While the proposed solutions to the bicycle safety problem are myriad, each clattering, painful lunchtime collision is a reminder of the urgency of the situation to those concerned. In spite of a campus culture that might take such collisions as an everyday hazard, Moser cited a survey conducted by USG that found that around 90 percent of students said they had been hit or almost hit by vehicles on campus, a number that belies the real danger of the situation.

“I’ve been hit numerous times — and that’s not to say that I’m perfect — but I do think it’s dangerous,” Moser said. “I think people are afraid to walk on campus, people are afraid to bike on campus and there’s definitely something that needs to be done about it.”

4 replies
  1. Christopher Miranda
    Christopher Miranda says:

    The worst part about this is that it’s not just bicyclists who disregard traffic law. I have witnessed all vehicles–cars, bicycles, Campus Cruiser, DPS chariots, and DPS SUVs–disregard traffic law.

    It might be argued that DPS chariots and DPS SUVs do not have to stop at stop signs. After all, they have places to be, maybe emergencies. I, however, witnessed a DPS chariot crossing Jefferson and McClintock during a “Walking” phase, after coming out of the bike path on Jefferson, going against traffic. I was curious about where the DPS officer was headed, and because I was on bicycle, followed the officer to PSA, the parking area for chariots. I do not believe that finding a parking spot would qualify as an emergency, enabling the DPS officer to cross the street in the crosswalk during a Walking phase. After all, bicyclists have been cited for doing this exact thing! Of course, during this pursuit, I also witnessed a DPS SUV barely slowing down at a Stop sign, and 2 chariots not even slowing down at the same stop sign. DPS needs to realize that it sets examples for students who are unfamiliar with California Vehicle Code, as it relates to bicycles.

    Pedestrians also need to realize that even on campus, they should look down the street before crossing. It isn’t just a bicycle safety issue. Pedestrians need to be smart. Bicyclists need to be smart. Cars, and the DPS need to be smart.

    • Christopher Miranda
      Christopher Miranda says:

      My apologies–I forgot about longboarders and skateboarders who weave through pedestrian traffic. Many of them know how to jump off their boards to stop, but not how to stop their boards from hitting others.

  2. mc
    mc says:

    USC students who commute on bicycles are not the problem. As a cyclist myself I have ridden with real cycling pro’s and understand how important safety is.

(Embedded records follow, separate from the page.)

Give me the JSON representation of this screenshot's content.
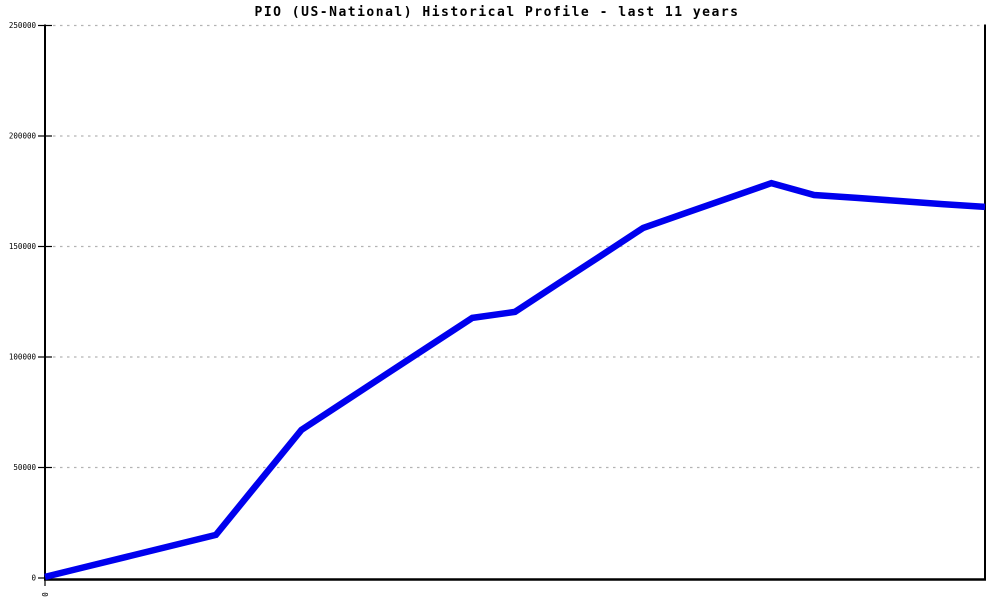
{
  "chart_data": {
    "type": "line",
    "title": "PIO (US-National) Historical Profile - last 11 years",
    "x_axis": {
      "num_points": 23,
      "span_label": "last 11 years",
      "visible_tick_labels": [
        "0"
      ]
    },
    "y_axis": {
      "min": 0,
      "max": 250000,
      "ticks": [
        0,
        50000,
        100000,
        150000,
        200000,
        250000
      ]
    },
    "series": [
      {
        "color": "#0000ee",
        "values": [
          500,
          5250,
          10000,
          14750,
          19500,
          43250,
          67000,
          79700,
          92400,
          105000,
          117700,
          120400,
          133100,
          145700,
          158400,
          165200,
          171900,
          178700,
          173300,
          172000,
          170600,
          169200,
          167900
        ]
      }
    ],
    "grid": {
      "horizontal_dashed": true,
      "color": "#b3b3b3"
    },
    "axis_color": "#000000",
    "background": "#ffffff",
    "legend_position": "none"
  }
}
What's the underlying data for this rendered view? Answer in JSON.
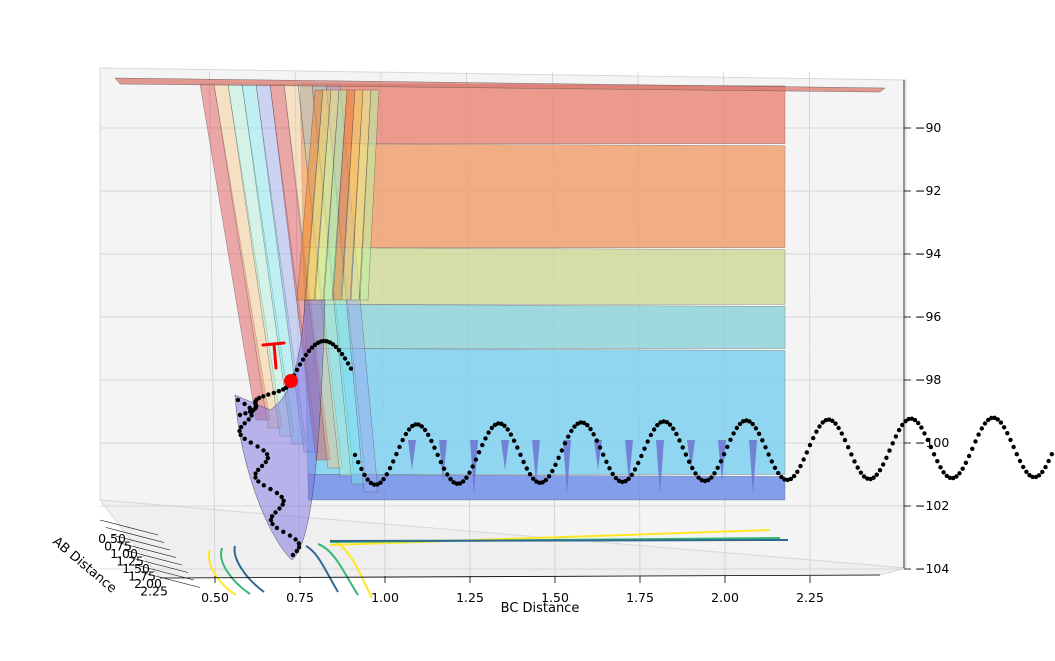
{
  "chart_data": {
    "type": "surface3d",
    "title": "",
    "xlabel": "BC Distance",
    "ylabel": "AB Distance",
    "zlabel": "",
    "x_ticks": [
      "0.50",
      "0.75",
      "1.00",
      "1.25",
      "1.50",
      "1.75",
      "2.00",
      "2.25"
    ],
    "y_ticks": [
      "0.50",
      "0.75",
      "1.00",
      "1.25",
      "1.50",
      "1.75",
      "2.00",
      "2.25"
    ],
    "z_ticks": [
      "-90",
      "-92",
      "-94",
      "-96",
      "-98",
      "-100",
      "-102",
      "-104"
    ],
    "xlim": [
      0.4,
      2.45
    ],
    "zlim": [
      -104.2,
      -88.6
    ],
    "grid": true,
    "surface": {
      "description_colormap": "jet",
      "bands": [
        {
          "z_top": -88.6,
          "z_bottom": -90.5,
          "color": "#e98a7a"
        },
        {
          "z_top": -90.5,
          "z_bottom": -93.8,
          "color": "#f0a070"
        },
        {
          "z_top": -93.8,
          "z_bottom": -95.6,
          "color": "#cfd89a"
        },
        {
          "z_top": -95.6,
          "z_bottom": -97.0,
          "color": "#8fd4d8"
        },
        {
          "z_top": -97.0,
          "z_bottom": -101.0,
          "color": "#7fd0f0"
        },
        {
          "z_top": -101.0,
          "z_bottom": -104.0,
          "color": "#6f8ee8"
        }
      ]
    },
    "contour_colors": [
      "#fde725",
      "#35b779",
      "#31688e"
    ],
    "trajectory": {
      "name": "",
      "color": "#000000",
      "description": "oscillating reaction trajectory from the AB well through the transition state into the BC product valley"
    },
    "annotation": {
      "text": "T",
      "color": "#ff0000",
      "marker_color": "#ff0000"
    },
    "transition_state": {
      "x": 0.74,
      "z": -98.0
    }
  }
}
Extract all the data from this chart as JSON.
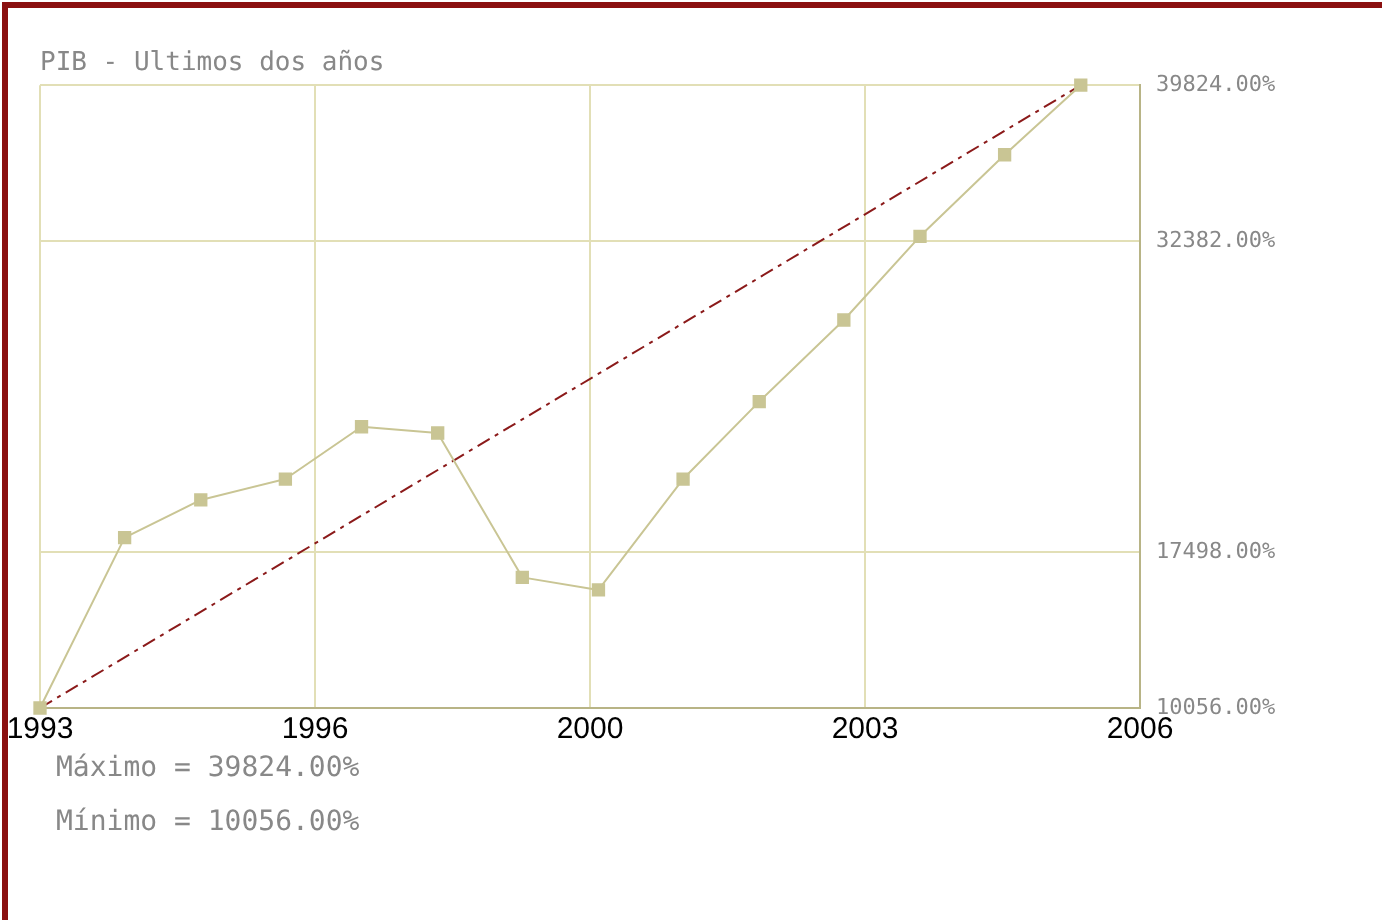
{
  "chart_data": {
    "type": "line",
    "title": "PIB - Ultimos dos años",
    "x": [
      1993,
      1994,
      1994.9,
      1995.9,
      1996.8,
      1997.7,
      1998.7,
      1999.6,
      2000.6,
      2001.5,
      2002.5,
      2003.4,
      2004.4,
      2005.3
    ],
    "xlim": [
      1993,
      2006
    ],
    "xticks": [
      1993,
      {
        "value": 1996.25,
        "label": "1996"
      },
      {
        "value": 1999.5,
        "label": "2000"
      },
      {
        "value": 2002.75,
        "label": "2003"
      },
      2006
    ],
    "ylim": [
      10056,
      39824
    ],
    "yticks": [
      {
        "value": 10056,
        "label": "10056.00%"
      },
      {
        "value": 17498,
        "label": "17498.00%"
      },
      {
        "value": 32382,
        "label": "32382.00%"
      },
      {
        "value": 39824,
        "label": "39824.00%"
      }
    ],
    "series": [
      {
        "color": "#c9c594",
        "values": [
          10056,
          18200,
          20000,
          21000,
          23500,
          23200,
          16300,
          15700,
          21000,
          24700,
          28600,
          32600,
          36500,
          39824
        ]
      },
      {
        "type": "line",
        "x": [
          1993,
          2005.3
        ],
        "values": [
          10056,
          39824
        ],
        "color": "#8b1a1a",
        "line_style": "dashed",
        "marker": "none"
      }
    ],
    "marker": "square",
    "grid": true,
    "legend": false,
    "annotations": [
      "Máximo = 39824.00%",
      "Mínimo = 10056.00%"
    ]
  }
}
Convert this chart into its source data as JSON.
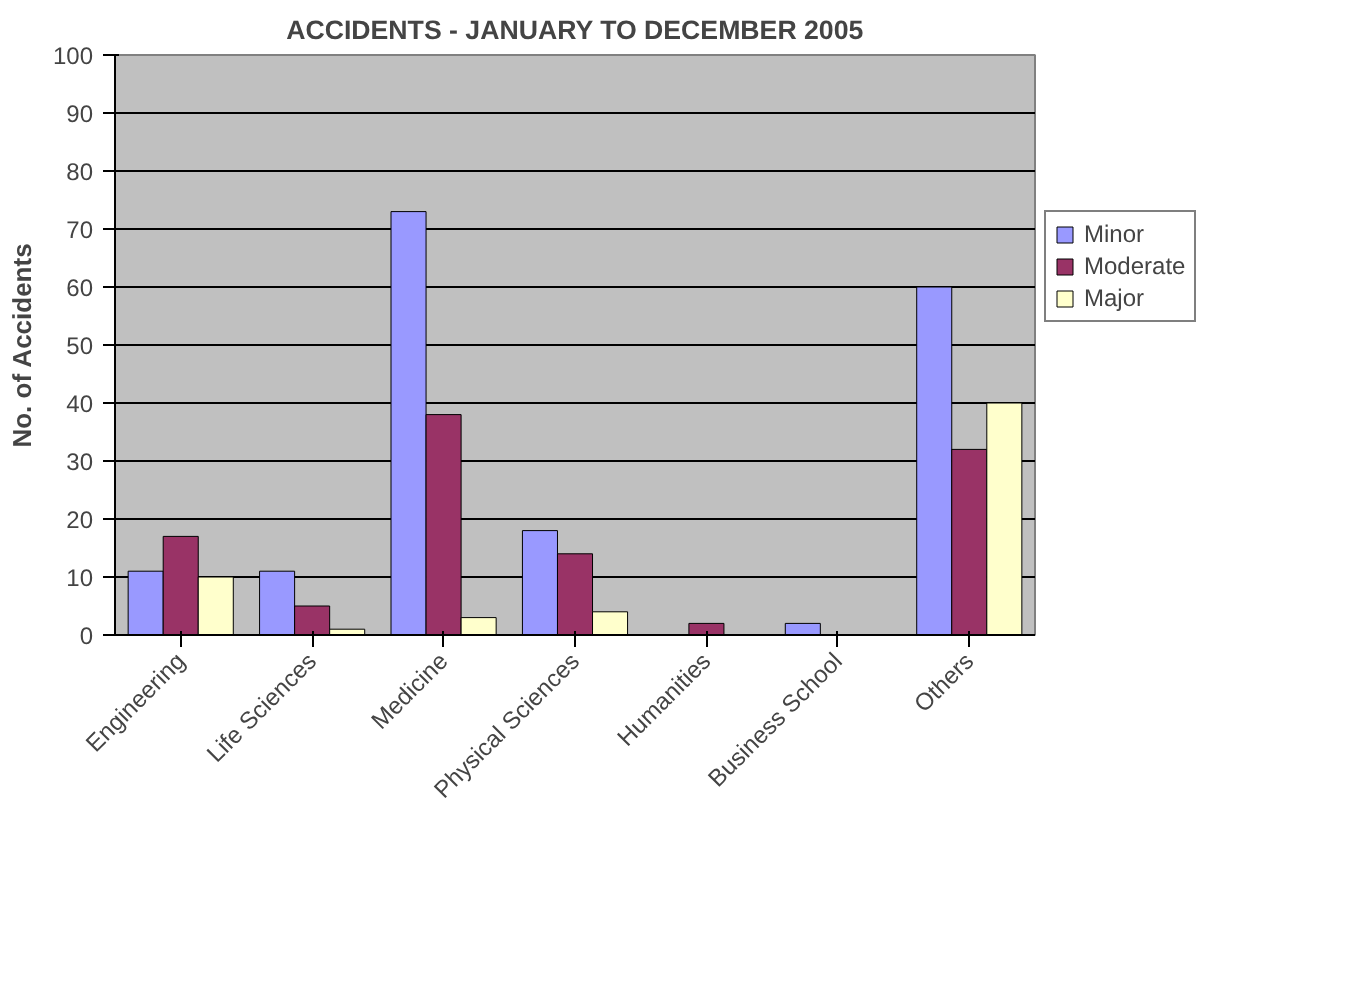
{
  "chart_data": {
    "type": "bar",
    "title": "ACCIDENTS - JANUARY TO DECEMBER 2005",
    "ylabel": "No. of Accidents",
    "categories": [
      "Engineering",
      "Life Sciences",
      "Medicine",
      "Physical Sciences",
      "Humanities",
      "Business School",
      "Others"
    ],
    "series": [
      {
        "name": "Minor",
        "color": "#9999ff",
        "values": [
          11,
          11,
          73,
          18,
          0,
          2,
          60
        ]
      },
      {
        "name": "Moderate",
        "color": "#993366",
        "values": [
          17,
          5,
          38,
          14,
          2,
          0,
          32
        ]
      },
      {
        "name": "Major",
        "color": "#ffffcc",
        "values": [
          10,
          1,
          3,
          4,
          0,
          0,
          40
        ]
      }
    ],
    "ylim": [
      0,
      100
    ],
    "yticks": [
      0,
      10,
      20,
      30,
      40,
      50,
      60,
      70,
      80,
      90,
      100
    ],
    "grid": "y",
    "legend": "right"
  }
}
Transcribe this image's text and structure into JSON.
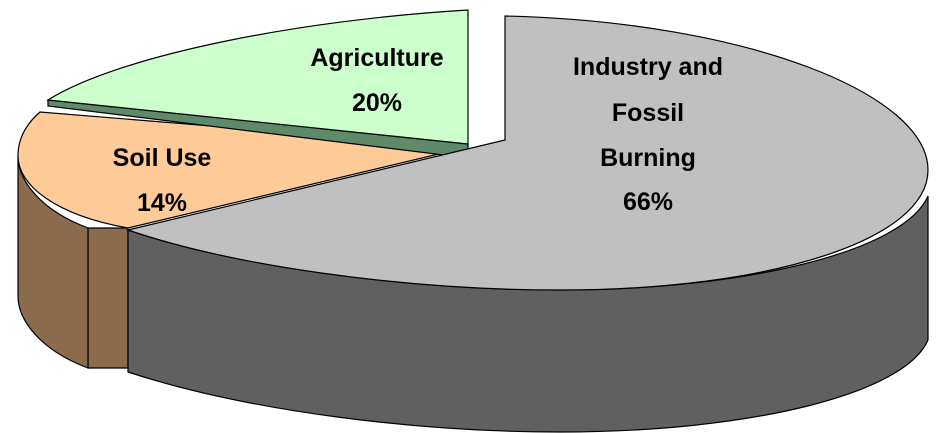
{
  "chart_data": {
    "type": "pie",
    "style": "3d-exploded",
    "title": "",
    "slices": [
      {
        "label": "Industry and Fossil Burning",
        "value": 66,
        "value_label": "66%",
        "color": "#c0c0c0",
        "side_color": "#606060",
        "exploded": true
      },
      {
        "label": "Soil Use",
        "value": 14,
        "value_label": "14%",
        "color": "#ffcc99",
        "side_color": "#8c6a4c"
      },
      {
        "label": "Agriculture",
        "value": 20,
        "value_label": "20%",
        "color": "#ccffcc",
        "side_color": "#5f8a6a"
      }
    ],
    "label_lines": {
      "Industry and Fossil Burning": [
        "Industry and",
        "Fossil",
        "Burning",
        "66%"
      ],
      "Soil Use": [
        "Soil Use",
        "14%"
      ],
      "Agriculture": [
        "Agriculture",
        "20%"
      ]
    }
  }
}
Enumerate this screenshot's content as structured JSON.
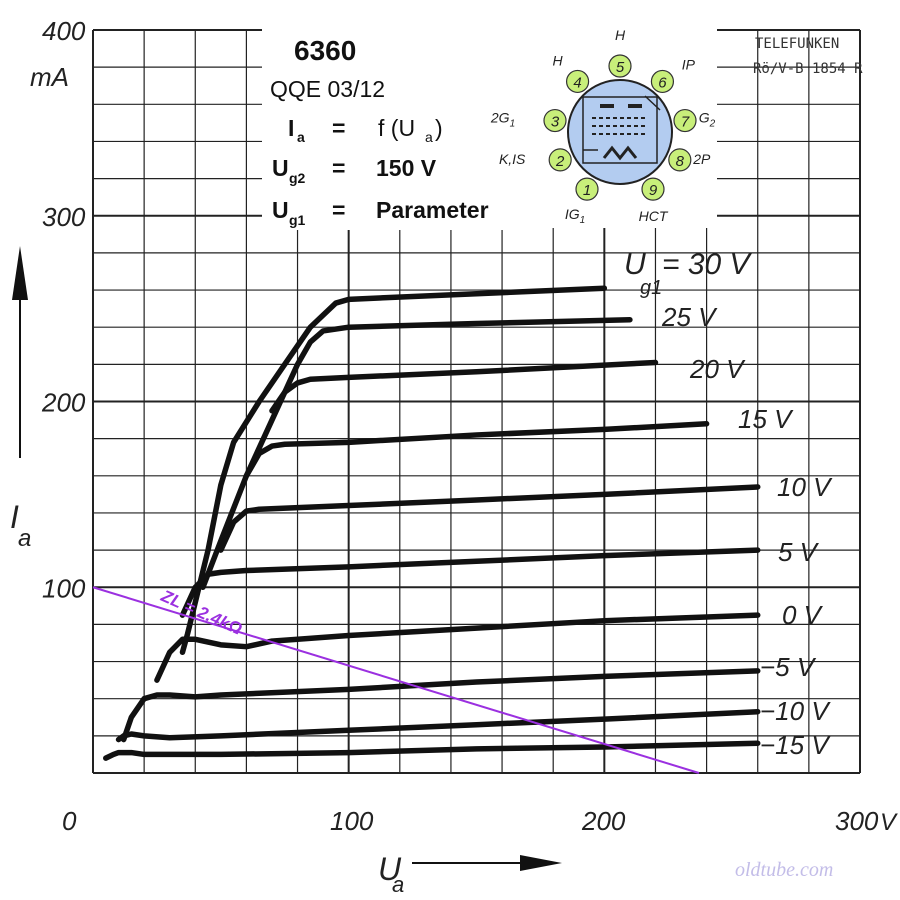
{
  "chart_data": {
    "type": "line",
    "title": "6360",
    "subtitle": "QQE 03/12",
    "conditions": {
      "ia_sym": "I",
      "ia_sub": "a",
      "ia_op": "=",
      "ia_val": "f (U",
      "ia_val_sub": "a",
      "ia_val_end": ")",
      "ug2_sym": "U",
      "ug2_sub": "g2",
      "ug2_op": "=",
      "ug2_val": "150 V",
      "ug1_sym": "U",
      "ug1_sub": "g1",
      "ug1_op": "=",
      "ug1_val": "Parameter"
    },
    "manufacturer": {
      "line1": "TELEFUNKEN",
      "line2": "Rö/V-B 1854 R"
    },
    "xlabel": "U",
    "xlabel_sub": "a",
    "ylabel": "I",
    "ylabel_sub": "a",
    "y_unit": "mA",
    "x_unit": "V",
    "xlim": [
      0,
      300
    ],
    "ylim": [
      0,
      400
    ],
    "x_ticks": [
      "0",
      "100",
      "200"
    ],
    "y_ticks": [
      "100",
      "200",
      "300",
      "400"
    ],
    "grid": true,
    "series": [
      {
        "name": "Ug1 = 30 V",
        "label": "U",
        "label_sub": "g1",
        "label_val": "= 30 V",
        "x": [
          35,
          37,
          45,
          50,
          55,
          65,
          75,
          85,
          95,
          100,
          150,
          200
        ],
        "y": [
          65,
          75,
          120,
          155,
          178,
          200,
          220,
          240,
          253,
          255,
          258,
          261
        ]
      },
      {
        "name": "25 V",
        "label": "25 V",
        "x": [
          43,
          50,
          60,
          70,
          75,
          80,
          85,
          90,
          100,
          150,
          210
        ],
        "y": [
          100,
          125,
          160,
          190,
          205,
          220,
          232,
          238,
          240,
          242,
          244
        ]
      },
      {
        "name": "20 V",
        "label": "20 V",
        "x": [
          70,
          75,
          80,
          85,
          100,
          150,
          220
        ],
        "y": [
          195,
          205,
          210,
          212,
          213,
          216,
          221
        ]
      },
      {
        "name": "15 V",
        "label": "15 V",
        "x": [
          60,
          65,
          70,
          75,
          100,
          150,
          200,
          240
        ],
        "y": [
          160,
          172,
          176,
          177,
          178,
          182,
          185,
          188
        ]
      },
      {
        "name": "10 V",
        "label": "10 V",
        "x": [
          50,
          55,
          60,
          65,
          100,
          150,
          200,
          260
        ],
        "y": [
          120,
          135,
          141,
          142,
          144,
          147,
          150,
          154
        ]
      },
      {
        "name": "5 V",
        "label": "5 V",
        "x": [
          35,
          40,
          45,
          50,
          60,
          100,
          150,
          200,
          260
        ],
        "y": [
          85,
          100,
          107,
          108,
          109,
          111,
          114,
          117,
          120
        ]
      },
      {
        "name": "0 V",
        "label": "0 V",
        "x": [
          25,
          30,
          35,
          40,
          50,
          60,
          70,
          100,
          150,
          200,
          260
        ],
        "y": [
          50,
          65,
          72,
          72,
          69,
          68,
          71,
          74,
          78,
          82,
          85
        ]
      },
      {
        "name": "-5 V",
        "label": "−5 V",
        "x": [
          12,
          15,
          20,
          25,
          30,
          40,
          50,
          100,
          150,
          200,
          260
        ],
        "y": [
          18,
          30,
          40,
          42,
          42,
          41,
          42,
          45,
          49,
          52,
          55
        ]
      },
      {
        "name": "-10 V",
        "label": "−10 V",
        "x": [
          10,
          12,
          15,
          20,
          30,
          50,
          100,
          150,
          200,
          260
        ],
        "y": [
          18,
          20,
          21,
          20,
          19,
          20,
          23,
          26,
          29,
          33
        ]
      },
      {
        "name": "-15 V",
        "label": "−15 V",
        "x": [
          5,
          8,
          10,
          15,
          20,
          50,
          100,
          150,
          200,
          260
        ],
        "y": [
          8,
          10,
          11,
          11,
          10,
          10,
          11,
          13,
          14,
          16
        ]
      }
    ],
    "load_line": {
      "label": "ZL = 2.4kΩ",
      "x": [
        0,
        237
      ],
      "y": [
        100,
        0
      ],
      "color": "#9b30e0"
    },
    "curve_color": "#111111",
    "watermark": "oldtube.com",
    "pinout": {
      "pins": [
        {
          "num": "1",
          "label": "IG",
          "label_sub": "1"
        },
        {
          "num": "2",
          "label": "K,IS",
          "label_sub": ""
        },
        {
          "num": "3",
          "label": "2G",
          "label_sub": "1"
        },
        {
          "num": "4",
          "label": "H",
          "label_sub": ""
        },
        {
          "num": "5",
          "label": "H",
          "label_sub": ""
        },
        {
          "num": "6",
          "label": "IP",
          "label_sub": ""
        },
        {
          "num": "7",
          "label": "G",
          "label_sub": "2"
        },
        {
          "num": "8",
          "label": "2P",
          "label_sub": ""
        },
        {
          "num": "9",
          "label": "HCT",
          "label_sub": ""
        }
      ],
      "pin_color": "#c8ef7a",
      "bulb_color": "#b3ccf0"
    }
  }
}
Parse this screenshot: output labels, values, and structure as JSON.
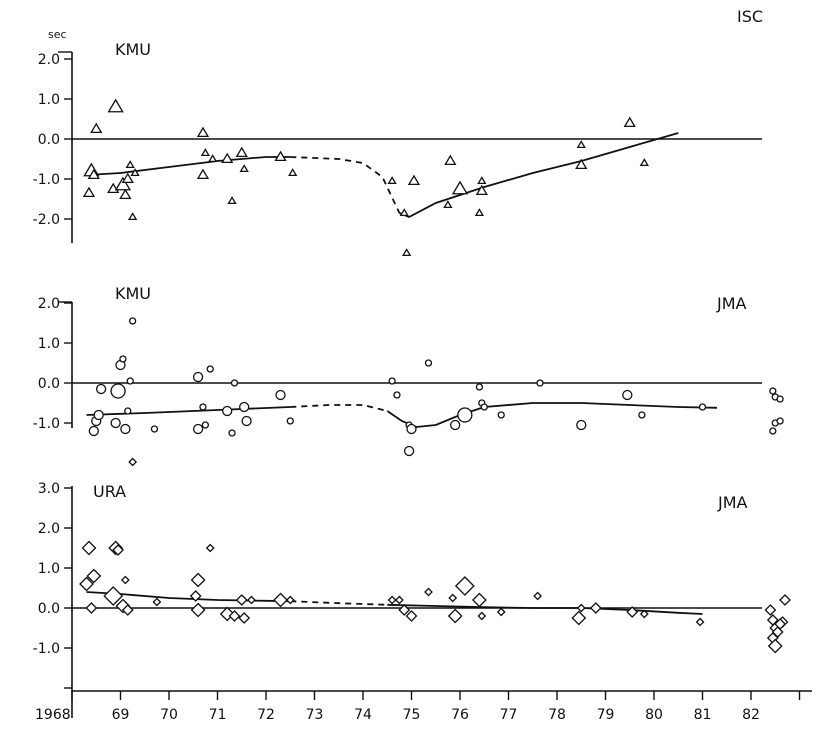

All those students are not “COMMUTING” they just don’t want to walk 50 let alone 500 yards. They are the worst cyclist I have ever seen awho don’t even care about safety gear and even less common courtesy. Go stand at Gate 5 at high noon and tell me USC is not in trouble. USC quality of life is suffering and even outsiders (visitors, contractors, LAFD, LAPD) cannot beleive how unsafe the students are. IT is not DPS job to teach common sense. It is time to stop riding in the interior of the campus it is too unsafe and no one listens or cares if they are late.

  3. Hat
    Hat says:

    Oh my gosh, we better educate students about the DANGERS OF CYCLING before it’s too late!!! What has caused this sudden rash of anti-cycling articles in the Daily Trojan?

    As a cyclist commuting from the west side of Los Angeles, I would welcome secure bike storage near the edge of campus (bike lockers–racks don’t count, unless there’s a DPS officer standing by them 24/7, and even then…). Until DPS implements secure storage, I will ride my bike across campus to store it in my office.

    What DPS does not seem to realize is that discouraging cyclists is just going to encourage them to drive–they don’t just magically go away when you harass them. Ah well, I guess it’s not DPS’s problem if the traffic around campus gets worse.